07/10/2015 / Portal Rolnews

 

       Quase um ano após as eleições, o TSE (Tribunal Superior Eleitoral) decidiu nesta terça-feira (6), por 5 votos a 2, abrir uma ação para investigar a campanha que elegeu a presidente Dilma Rousseff (PT) e o vice-presidente Michel Temer (PMDB) em 2014. Votaram nesta noite os ministros Luciana Lóssio, que foi contra a abertura de investigação, e Dias Toffoli, presidente da Corte, a favor. 

     É a primeira vez que a corte abre uma Aime (ação de impugnação de mandato eletivo) contra um presidente empossado. Na prática, a impugnação pode levar à cassação de mandato.

      Ao enunciar seu voto, Lóssio defendeu a reunião das três ações contra a campanha de Dilma que tramitam no TSE em um único processo. Segundo a ministra, o julgamento em separado poderia levar à demora na resolução definitiva dos questionamentos judiciais, o que tornaria o Poder Judiciário "um verdadeiro terceiro turno eleitoral", afirmou a ministra.

      A ministra afirmou que notícias veiculadas na imprensa não sustentam por si só a abertura da ação. Um dos argumentos do PSDB, autor da ação julgada pelo TSE, para pedir a investigação é a suspeita de que o esquema investigado pela operação Lava Jato tenha financiado a campanha petista.

      "O responsável pelo ajuizamento da Aime [ação] deve ocupar-se de subsidiar o processo com lastro probatório. Se notícia midiática impressiona, deve diligenciar no sentido de trazer aos autos, ou ao menos indicar o caminho para acesso aos elementos de prova, que amparam as notícias veiculadas em jornais, revistas, blogs etc", disse.

      "Por sua vez ao julgador cabe analisar objetivamente os fatos, à luz do que efetivamente consta no processo. Lembrando que notícias de fatos, não são provas de fato", afirmou a ministra.

      O ministro Dias Toffoli, presidente do TSE, não leu seu voto e disse apenas que seguia a divergência aberta pelo ministro Gilmar Mendes.

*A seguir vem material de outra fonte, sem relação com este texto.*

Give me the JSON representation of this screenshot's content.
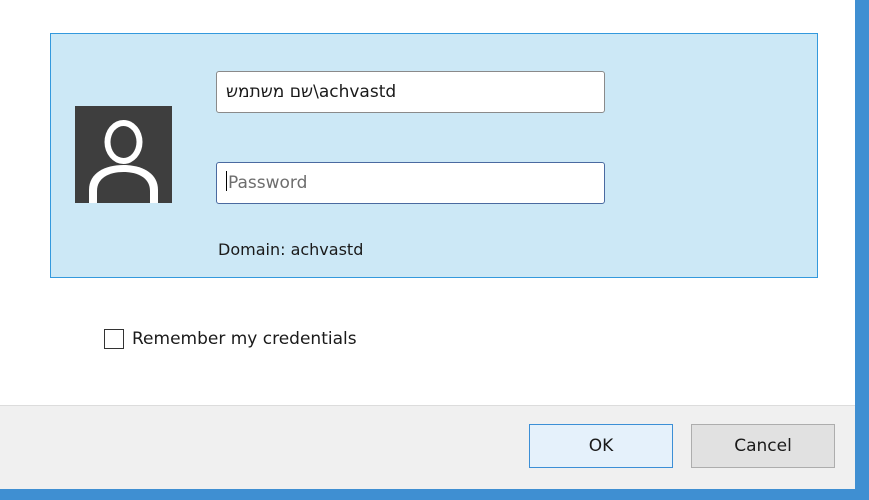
{
  "credentials": {
    "username_value": "שם משתמש\\achvastd",
    "password_placeholder": "Password",
    "domain_label": "Domain: achvastd"
  },
  "options": {
    "remember_label": "Remember my credentials",
    "remember_checked": false
  },
  "buttons": {
    "ok_label": "OK",
    "cancel_label": "Cancel"
  },
  "colors": {
    "tile_background": "#cce8f6",
    "tile_border": "#3399dd",
    "window_accent": "#3f8fd2",
    "avatar_background": "#3e3e3e"
  },
  "icons": {
    "avatar": "user-avatar-icon"
  }
}
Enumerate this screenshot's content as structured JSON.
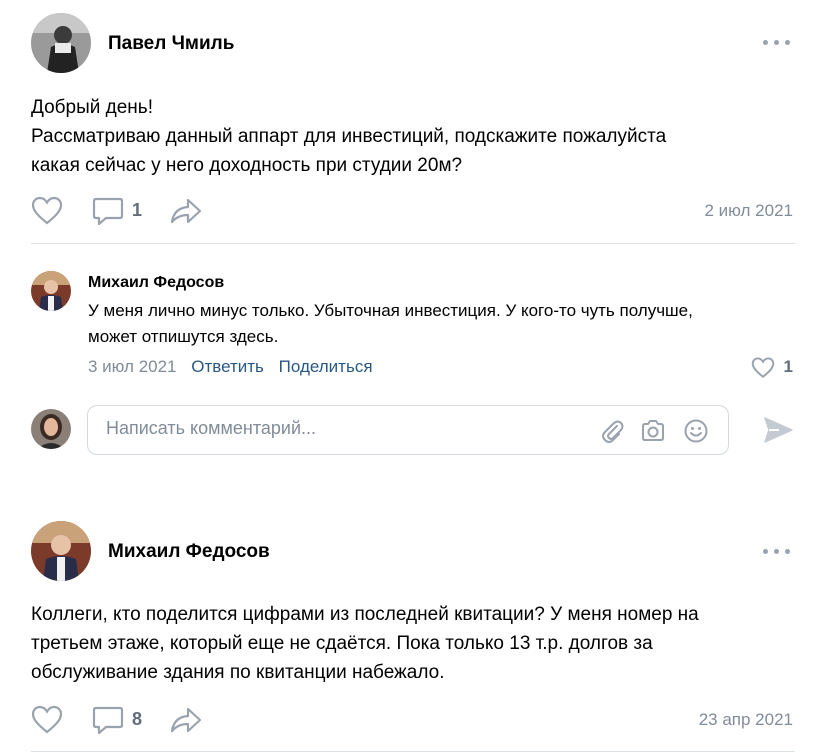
{
  "posts": [
    {
      "author": "Павел Чмиль",
      "text": "Добрый день!\nРассматриваю данный аппарт для инвестиций, подскажите пожалуйста\nкакая сейчас у него доходность при студии 20м?",
      "comments_count": "1",
      "date": "2 июл 2021",
      "avatar_icon": "avatar-photo"
    },
    {
      "author": "Михаил Федосов",
      "text": "Коллеги, кто поделится цифрами из последней квитации? У меня номер на\nтретьем этаже, который еще не сдаётся. Пока только 13 т.р. долгов за\nобслуживание здания по квитанции набежало.",
      "comments_count": "8",
      "date": "23 апр 2021",
      "avatar_icon": "avatar-photo"
    }
  ],
  "comment": {
    "author": "Михаил Федосов",
    "text": "У меня лично минус только. Убыточная инвестиция. У кого-то чуть получше,\nможет отпишутся здесь.",
    "date": "3 июл 2021",
    "reply_label": "Ответить",
    "share_label": "Поделиться",
    "likes": "1"
  },
  "reply": {
    "placeholder": "Написать комментарий..."
  },
  "icons": {
    "like": "heart-icon",
    "comment": "comment-icon",
    "share": "share-icon",
    "attach": "paperclip-icon",
    "camera": "camera-icon",
    "emoji": "emoji-icon",
    "send": "send-icon",
    "more": "more-icon"
  },
  "colors": {
    "link": "#2a5885",
    "icon": "#99a2ad",
    "secondary_text": "#818c99",
    "divider": "#dce1e6"
  }
}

    No julgamento desta terça-feira, não foi decidido se as três ações contra a campanha de Dilma serão unificadas. Sobre o relator da ação de impugnação contra Dilma, Dias Toffoli disse que definirá posteriormente.

     Com a decisão do TSE, Dilma será intimada a apresentar defesa contra ação para impugnação de seu mandato. Após a apresentação da defesa, o tribunal pode decidir por cassar ou não o mandato da presidente.

Julgamento retomado após pedido de vista

       O julgamento havia sido interrompido em 25 de agosto, após pedido de vistas de Lóssio quando já havia maioria para a abertura da ação.

     Quatro dos sete ministros já haviam votado favoravelmente pela reabertura do caso. Votaram pelo prosseguimento da ação os ministros Gilmar Mendes, João Otávio de Noronha (que já deixou a Corte), Luiz Fux e Henrique Neves. A ministra Maria Thereza decidiu novamente pelo arquivamento.

     No final do ano passado, o TSE aprovou as contas de campanha da chapa Dilma Rousseff e do vice Michel Temer (PMDB) com ressalvas. Depois disso, o PSDB, principal partido de oposição, moveu quatro ações (Aije 154781, Aije 194358, Aime 761 e RP 846). 

      A legenda afirma que houve abuso de poder econômico e político na campanha que reelegeu Dilma em 2014, e aponta como exemplo o uso de pronunciamentos oficiais da presidente em rede nacional.

    O PSDB também afirma na ação que as doações oficiais recebidas pela campanha petista tiveram origem em recursos de propina ligada a contratos da Petrobras, caso investigado pela operação Lava Jato da Polícia Federal.

     O advogado Flávio Caetano, que atuou na campanha de Dilma em 2014 e a representa no tribunal, afirma que o TSE deliberou apenas sobre a abertura da ação, e não sobre o mérito das acusações. Caetano nega a existência de irregularidades e afirma que a ação é juridicamente "frágil" e não contém provas.

      "Vale destacar que a campanha presidencial de 2014 ocorreu dentro da mais absoluta normalidade, com a presidenta Dilma sendo reeleita com o voto de 54,5 milhões de brasileiras e brasileiros", disse. "As contas da campanha foram aprovadas por unanimidade no TSE. Estender esse julgamento só serve à oposição e só atende aos interesses de quem busca fazer uso político do Poder Judiciário", afirmou o advogado.